DRIP Program Information
Energy Transfer LP’s Distribution Reinvestment Plan (the Plan) is available to all owners of Energy Transfer LP common units and is an excellent way for ET owners to reinvest their distributions.
- Both unitholders of record and beneficial owners of ET's common units may participate. Beneficial owners may participate by having their broker participate on their behalf.
- Additional common units may be purchased by reinvesting all or a portion of the quarterly cash distributions paid on the common units.
- Common units purchased through the Plan will be sold at a discount ranging from 0% to 5% (currently set at 0.0%) and investors will not pay any service fees, brokerage trading fees or other charges. Investors who participate in the Plan through their brokers should consult with their broker, who may charge a service fee for participating on their behalf.

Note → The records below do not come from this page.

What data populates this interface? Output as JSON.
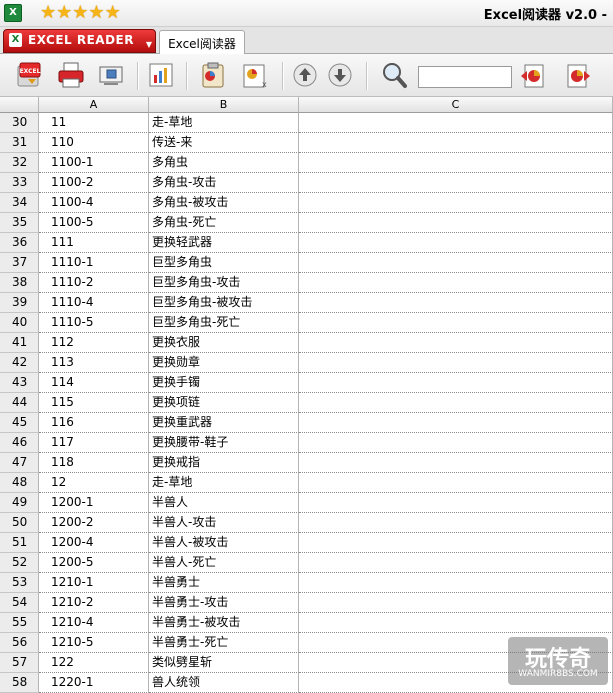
{
  "window": {
    "title": "Excel阅读器 v2.0 -",
    "app_icon": "X",
    "rating_stars": 5
  },
  "tabs": {
    "brand_label": "EXCEL READER",
    "brand_icon": "X",
    "document_tab": "Excel阅读器"
  },
  "toolbar": {
    "buttons": [
      "excel-open-icon",
      "print-icon",
      "screen-icon",
      "chart-icon",
      "clipboard-chart-icon",
      "export-chart-icon",
      "up-arrow-icon",
      "down-arrow-icon",
      "magnifier-icon",
      "prev-chart-icon",
      "next-chart-icon"
    ],
    "search_value": ""
  },
  "colors": {
    "brand_red": "#d41f1f",
    "star": "#f6b416",
    "accent_green": "#1f8a3b"
  },
  "sheet": {
    "columns": [
      "A",
      "B",
      "C"
    ],
    "rows": [
      {
        "n": "30",
        "a": "11",
        "b": "走-草地"
      },
      {
        "n": "31",
        "a": "110",
        "b": "传送-来"
      },
      {
        "n": "32",
        "a": "1100-1",
        "b": "多角虫"
      },
      {
        "n": "33",
        "a": "1100-2",
        "b": "多角虫-攻击"
      },
      {
        "n": "34",
        "a": "1100-4",
        "b": "多角虫-被攻击"
      },
      {
        "n": "35",
        "a": "1100-5",
        "b": "多角虫-死亡"
      },
      {
        "n": "36",
        "a": "111",
        "b": "更换轻武器"
      },
      {
        "n": "37",
        "a": "1110-1",
        "b": "巨型多角虫"
      },
      {
        "n": "38",
        "a": "1110-2",
        "b": "巨型多角虫-攻击"
      },
      {
        "n": "39",
        "a": "1110-4",
        "b": "巨型多角虫-被攻击"
      },
      {
        "n": "40",
        "a": "1110-5",
        "b": "巨型多角虫-死亡"
      },
      {
        "n": "41",
        "a": "112",
        "b": "更换衣服"
      },
      {
        "n": "42",
        "a": "113",
        "b": "更换勋章"
      },
      {
        "n": "43",
        "a": "114",
        "b": "更换手镯"
      },
      {
        "n": "44",
        "a": "115",
        "b": "更换项链"
      },
      {
        "n": "45",
        "a": "116",
        "b": "更换重武器"
      },
      {
        "n": "46",
        "a": "117",
        "b": "更换腰带-鞋子"
      },
      {
        "n": "47",
        "a": "118",
        "b": "更换戒指"
      },
      {
        "n": "48",
        "a": "12",
        "b": "走-草地"
      },
      {
        "n": "49",
        "a": "1200-1",
        "b": "半兽人"
      },
      {
        "n": "50",
        "a": "1200-2",
        "b": "半兽人-攻击"
      },
      {
        "n": "51",
        "a": "1200-4",
        "b": "半兽人-被攻击"
      },
      {
        "n": "52",
        "a": "1200-5",
        "b": "半兽人-死亡"
      },
      {
        "n": "53",
        "a": "1210-1",
        "b": "半兽勇士"
      },
      {
        "n": "54",
        "a": "1210-2",
        "b": "半兽勇士-攻击"
      },
      {
        "n": "55",
        "a": "1210-4",
        "b": "半兽勇士-被攻击"
      },
      {
        "n": "56",
        "a": "1210-5",
        "b": "半兽勇士-死亡"
      },
      {
        "n": "57",
        "a": "122",
        "b": "类似劈星斩"
      },
      {
        "n": "58",
        "a": "1220-1",
        "b": "兽人统领"
      }
    ]
  },
  "watermark": {
    "main": "玩传奇",
    "sub": "WANMIR8BS.COM"
  }
}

Participation in the Plan is voluntary an investor who elects to participate in the Plan may terminate their participation at any time. Investors should read carefully the prospectus describing the Plan before deciding to participate. A link to the prospectus describing the Plan is provided below.
- Unitholders of record may register online by visiting the shareholder account access section of American Stock Transfer’s website at www.astfinancial.com or by contacting American Stock Transfer, the Plan Administrator, P.O. Box 922, Wall Street Station, New York, N.Y. 10269-0560. Investors may also call the Plan Administrator at 1-888-257-7340 (toll free from inside the United States or Canada) or 1-718-921-8124 (from outside the United States or Canada). Please include a reference to Energy Transfer LP in all correspondence.
- Unitholders who own common units through a broker should consult their broker regarding participation in the Plan. Investors who own common units through a broker, bank, trust or other third party should allow up to 10 business days for common units purchased through the Plan to be transferred to their account.
This web page does not constitute an offer to sell or a solicitation of an offer to buy the common units described on this web page, nor shall there be any sale of these common units in any state or jurisdiction in which such an offer, solicitation or sale would be unlawful prior to registration or qualification under the securities laws of any such jurisdiction. The offer is being made only by means of a prospectus, which is included in the Partnership’s registration statement on Form S-3 that became effective on December 10, 2018.